Gensim offers the following two options for loading fasttext files:

  1. gensim.models.fasttext.load_facebook_model(path, encoding='utf-8')

    • Load the input-hidden weight matrix from Facebook’s native fasttext .bin output file.
    • load_facebook_model() loads the full model, not just word embeddings, and enables you to continue model training.
  2. gensim.models.fasttext.load_facebook_vectors(path, encoding='utf-8')

    • Load word embeddings from a model saved in Facebook’s native fasttext .bin format.
    • load_facebook_vectors() loads the word embeddings only. Its faster, but does not enable you to continue training.
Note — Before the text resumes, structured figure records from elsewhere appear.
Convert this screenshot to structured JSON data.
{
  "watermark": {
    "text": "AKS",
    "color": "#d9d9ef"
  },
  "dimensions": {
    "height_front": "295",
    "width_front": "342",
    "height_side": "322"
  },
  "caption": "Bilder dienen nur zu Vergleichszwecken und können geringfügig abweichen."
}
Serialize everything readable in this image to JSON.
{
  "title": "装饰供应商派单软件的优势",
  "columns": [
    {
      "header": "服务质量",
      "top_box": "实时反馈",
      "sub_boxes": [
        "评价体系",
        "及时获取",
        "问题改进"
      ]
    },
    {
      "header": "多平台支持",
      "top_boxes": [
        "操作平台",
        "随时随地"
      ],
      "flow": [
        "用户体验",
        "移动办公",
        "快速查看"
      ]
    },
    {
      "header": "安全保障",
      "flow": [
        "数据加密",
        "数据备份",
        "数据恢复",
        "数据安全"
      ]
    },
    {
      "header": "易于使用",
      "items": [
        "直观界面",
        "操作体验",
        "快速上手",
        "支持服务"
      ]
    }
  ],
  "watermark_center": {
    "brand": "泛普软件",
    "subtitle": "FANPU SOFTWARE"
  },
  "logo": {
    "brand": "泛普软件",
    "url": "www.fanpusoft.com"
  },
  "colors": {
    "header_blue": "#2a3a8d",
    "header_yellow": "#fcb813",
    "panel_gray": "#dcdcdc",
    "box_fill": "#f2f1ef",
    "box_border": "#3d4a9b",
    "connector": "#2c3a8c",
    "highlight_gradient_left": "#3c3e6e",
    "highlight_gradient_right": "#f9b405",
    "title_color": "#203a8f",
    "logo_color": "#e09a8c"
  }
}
Source Gensim documentation: https://radimrehurek.com/gensim/models/fasttext.html#gensim.models.fasttext.load_facebook_model

Since my laptop has only 8 GB RAM, I am continuing to get MemoryErrors or the loading takes a very long time (up to several minutes).

Is there an option to load these large models from disk more memory efficient?

1

1 Answers

5
votes

As vectors will typically take at least as much addressable-memory as their on-disk storage, it will be challenging to load fully-functional versions of those vectors into a machine with only 8GB RAM. In particular:

  • once you start doing the most common operation on such vectors – finding lists of the most_similar() words to a target word/vector – the gensim implementation will also want to cache a set of the word-vectors that's been normalized to unit-length – which nearly doubles the required memory

  • current versions of gensim's FastText support (through at least 3.8.1) also waste a bit of memory on some unnecessary allocations (especially in the full-model case)

If you'll only be using the vectors, not doing further training, you'll definitely want to use only the load_facebook_vectors() option.

If you're willing to give up the model's ability to synthesize new vectors for out-of-vocabulary words, not seen during training, then you could choose to load just a subset of the full-word vectors from the plain-text .vec file. For example, to load just the 1st 500K vectors:

from gensim.models.keyedvectors import KeyedVectors
KeyedVectors.load_word2vec_format('cc.de.300.vec', limit=500000)

Because such vectors are typically sorted to put the more-frequently-occurring words first, often discarding the long tail of low-frequency words isn't a big loss.